Since the mid 90s, the restaurant location on Melrose and Highland has been, for lack of a better word, cursed. Ever since the long-standing Emilio’s closed its doors, it’s been hard for another restaurant to gain a solid footing in that space. This changed in 2007 as both Pizzeria Mozza and Osteria Mozza, joint ventures by culinary luminaries Nancy Silverton (La Brea Bakery, Campanile), Mario Batali (Babbo, Iron Chef, Iconoclast) and Joseph Bastianich (son of Lidia and Mario’s business partner), look like they’re ready to set up permanent shop at this famous Hollywood intersection and transform Southern California into the West Coast epicenter of fine Italian cuisine.
Osteria Mozza was the third stop on our wedding anniversary eating tour, and we were excited about this new restaurant after our visit to Pizzeria Mozza, as well as the incredible meal we had at Batali’s flagship restaurant, Babbo, when we were in New York last May. Could Osteria Mozza possibly live up to our expectations?
If you want reservations, you need to call in advance up to one month before your desired dining date. I managed to get through after a few tries and got a 7pm reservation. (When I called for Babbo, it took me 4 hours to get through, and the only tables available were at 5:30pm or after 9pm.) We were 15 minutes early for our reservation and were seated on arrival. The room is dark with lots of espresso wood furnishings. The mozzarella bar is in the middle of the space, and it was nice to see Nancy Silverton back there working her magic. And while Mario’s influence on the cuisine is undeniable, Osteria Mozza really belongs to both Nancy and Executive Chef Matt Molina, a Batali protege who’s running the show at the tender age of 29.
On advice from our server, we started with two antipasti—grilled figs wrapped in pancetta and the burrata with bacon, marinated escarole and caramelized shallots served on crostini. The concept of pancetta-wrapped fruit is irresistable, and the grilled figs had a beautiful smokiness and sweetness that was incredible. The burrata was really nice, especially when accompanied by the smoky bacon, but the crostini was a bit hard, which made this a bit of a challenge to eat. Nonetheless, the melding of flavors and textures here was wonderful.
Our primi was the Orrechiete, an ear-shaped pasta served with fennel sausage and a light, delicious sauce. After one bite, I was beaming with joy. I actually giggled. The sausage was chopped fine enough so that it got trapped inside every piece of pasta and every bite was hearty and flavorful. This is the kind of dish that you would eat a bowl of on a cold, rainy night…sitting on the couch, wrapped in a blanket and watching a movie or sitting by the fire. This was definitely the the best dish of the night.

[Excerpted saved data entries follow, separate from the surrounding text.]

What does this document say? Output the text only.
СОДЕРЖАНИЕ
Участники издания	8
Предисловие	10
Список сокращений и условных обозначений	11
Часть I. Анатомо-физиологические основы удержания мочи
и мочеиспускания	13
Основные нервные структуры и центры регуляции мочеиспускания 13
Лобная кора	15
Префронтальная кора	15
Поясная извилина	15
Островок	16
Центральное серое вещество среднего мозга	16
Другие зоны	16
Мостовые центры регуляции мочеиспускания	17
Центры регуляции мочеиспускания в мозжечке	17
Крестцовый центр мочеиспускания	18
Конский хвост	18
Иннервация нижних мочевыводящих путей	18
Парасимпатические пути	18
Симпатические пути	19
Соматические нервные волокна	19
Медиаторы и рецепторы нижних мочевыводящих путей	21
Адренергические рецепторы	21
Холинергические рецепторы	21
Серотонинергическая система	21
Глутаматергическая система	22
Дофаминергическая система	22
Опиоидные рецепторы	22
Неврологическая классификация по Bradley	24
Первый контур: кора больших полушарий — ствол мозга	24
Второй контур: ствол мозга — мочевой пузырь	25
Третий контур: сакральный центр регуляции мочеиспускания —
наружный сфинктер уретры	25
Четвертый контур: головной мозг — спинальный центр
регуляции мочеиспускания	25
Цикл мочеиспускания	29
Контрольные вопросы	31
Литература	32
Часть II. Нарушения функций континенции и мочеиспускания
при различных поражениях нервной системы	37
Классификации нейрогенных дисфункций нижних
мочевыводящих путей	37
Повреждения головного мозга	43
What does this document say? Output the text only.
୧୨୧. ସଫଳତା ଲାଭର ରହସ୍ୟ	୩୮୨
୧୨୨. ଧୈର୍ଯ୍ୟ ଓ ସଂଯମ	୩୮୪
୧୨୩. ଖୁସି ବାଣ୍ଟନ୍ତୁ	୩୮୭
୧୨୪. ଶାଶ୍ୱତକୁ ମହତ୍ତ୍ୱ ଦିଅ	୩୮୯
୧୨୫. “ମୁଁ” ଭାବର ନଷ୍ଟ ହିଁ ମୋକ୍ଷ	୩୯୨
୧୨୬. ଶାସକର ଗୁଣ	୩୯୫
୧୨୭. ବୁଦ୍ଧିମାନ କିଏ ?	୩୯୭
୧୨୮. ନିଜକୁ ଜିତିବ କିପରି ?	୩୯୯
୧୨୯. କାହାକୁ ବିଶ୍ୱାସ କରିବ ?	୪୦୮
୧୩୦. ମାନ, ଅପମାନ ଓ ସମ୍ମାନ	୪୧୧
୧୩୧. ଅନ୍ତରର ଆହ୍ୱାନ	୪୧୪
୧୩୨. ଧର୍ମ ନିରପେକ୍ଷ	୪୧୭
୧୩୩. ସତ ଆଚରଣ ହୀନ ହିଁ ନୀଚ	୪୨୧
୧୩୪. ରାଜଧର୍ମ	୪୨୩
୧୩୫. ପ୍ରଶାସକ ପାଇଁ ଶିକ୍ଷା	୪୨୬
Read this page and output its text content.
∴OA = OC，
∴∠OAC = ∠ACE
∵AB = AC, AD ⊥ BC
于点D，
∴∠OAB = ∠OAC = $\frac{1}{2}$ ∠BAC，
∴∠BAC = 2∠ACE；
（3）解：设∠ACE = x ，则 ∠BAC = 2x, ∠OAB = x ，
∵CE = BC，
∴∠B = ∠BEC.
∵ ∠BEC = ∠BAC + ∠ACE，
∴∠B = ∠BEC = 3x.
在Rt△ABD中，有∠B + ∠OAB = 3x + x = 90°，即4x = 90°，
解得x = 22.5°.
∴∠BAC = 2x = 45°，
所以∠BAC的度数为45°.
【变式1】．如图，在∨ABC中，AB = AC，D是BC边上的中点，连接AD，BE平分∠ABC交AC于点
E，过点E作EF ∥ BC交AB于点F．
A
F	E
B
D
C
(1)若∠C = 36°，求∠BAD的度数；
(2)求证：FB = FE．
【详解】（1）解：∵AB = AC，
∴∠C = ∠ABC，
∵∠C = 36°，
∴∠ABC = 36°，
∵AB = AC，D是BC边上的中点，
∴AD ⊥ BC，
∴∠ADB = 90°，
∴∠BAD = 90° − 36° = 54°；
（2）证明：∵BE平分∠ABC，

That’s not to take anything away from our secondi, which were delicious in their own right. My wife’s Monkfish was outstanding. It was served with a wonderful tomato-based sauce, greens and generous scoop of seasoned breadcrumbs on top that provided a crunchy complement to the tender, meaty fish. I ordered the Beef Brasato, a melt-in-your-mouth beef short rib that was served atop a polenta and horseradish gremolata. I have a bit of a love affair with beef short ribs, so this dish was basically perfect. The polenta was a little bland on its own, but once it soaked up the flavors from the meat, it was creamy and delicious.
For dolci, my wife ordered the Roasted Olive Oil cakes. Served with an olive oil gelato and some salt (maybe fleur de sel?), the cakes were like a mini muffin with a nice olive oil flavor. I didn’t taste the olive oil in the gelato, but my wife said it was very distinct and went great with the salt. I ordered the Bombolini, little round donuts served with lemon mascarpone and Fruiti di Bosco sorbet. The bombolini are similar to the malasadas you can find in Hawaii, only denser, and they have a wonderful creamy interior that’s a nice contrast to the crispy exterior.
Service was on point, much more efficient than the experience we had at Babbo. In fact, I’d say that it might have been too efficient. I’ve been starting to appreciate longer gaps between courses so that we can rest and savor the previous course before diving into the next one. It was nice not having to wait too long for our food, but if it had arrived five minutes later, that would have been fine too.
To say that Osteria Mozza met our expectations is an understatement. It was in many ways a much more satisfying experience than Babbo, which may have a lot to do with what we actually ordered. But when you combine the excellent service with amazing food, and the fact that L.A. is much more accessible than New York, Osteria Mozza comes out on top.